26.7.09

Z cyklu „nie do wiary”

Błąkając się po sieci jurciopan natrafił i z zainteresowaniem przejrzał blog zajmujący się rejestrowaniem aktywności grafficiarzy w temacie zwierzęcej niedoli. W jednym z wpisów czytamy:
Na potrzeby KFC zabijanych jest 850 milionów kurczaków rocznie. Bezradne, okaleczone i sadystycznie męczone, giną w ścisku, w hangarach.

Kurczak, jak nauczała pewna matka swoje dziecko, to nie zwierzę lecz drób ale o to mniejsza – jurciopan zajadał ostatnio Twistera w KFC i jest rad, że zawarty w nim cziken został wcześniej zabity, ale z tym „ściskiem” coś może być na rzeczy. Kto ma szczęście posiadać rodzinę na wsi zna być może widok kuraka wyzwolonego, który oddawszy głowę na pniaku, gania jeszcze przez czas jakiś po podwórcu.

Przy masowym przerobie taki wybieg jest oczywiście niemożliwy, zwłaszcza, że niektóre osobniki mogą nieoczekiwanie zyskać drugie życie. Poznajcie Mike'a!

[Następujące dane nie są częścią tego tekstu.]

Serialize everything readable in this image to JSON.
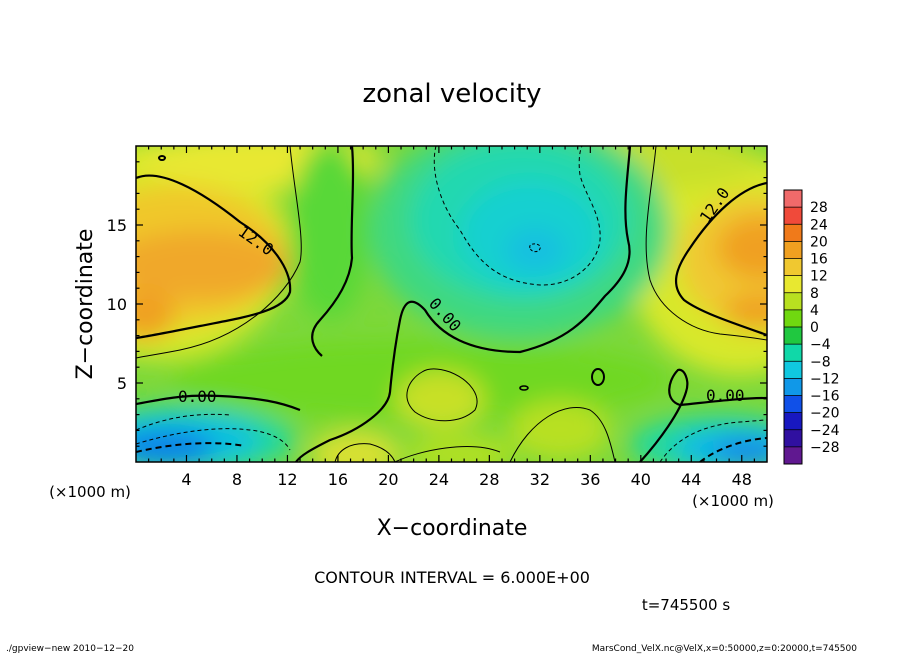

Więcej szczegółów można odkryć [TUTAJ], a w wielkim skrócie – Mike wykluł się w mieście Fruita w stanie Colorado, na stół miał trafić we wrześniu 1946, a bez głowy żył 18 miesięcy. Jego właściciel karmił go i poił kroplomierzem bezpośrednio przez szyję, a ten odwdzięczył mu się pokaźnym zyskiem z objazdowych pokazów. Pamięć o bezgłowym kurczaku wciąż trwa – jego oficjalna strona znajduje się [TUTAJ].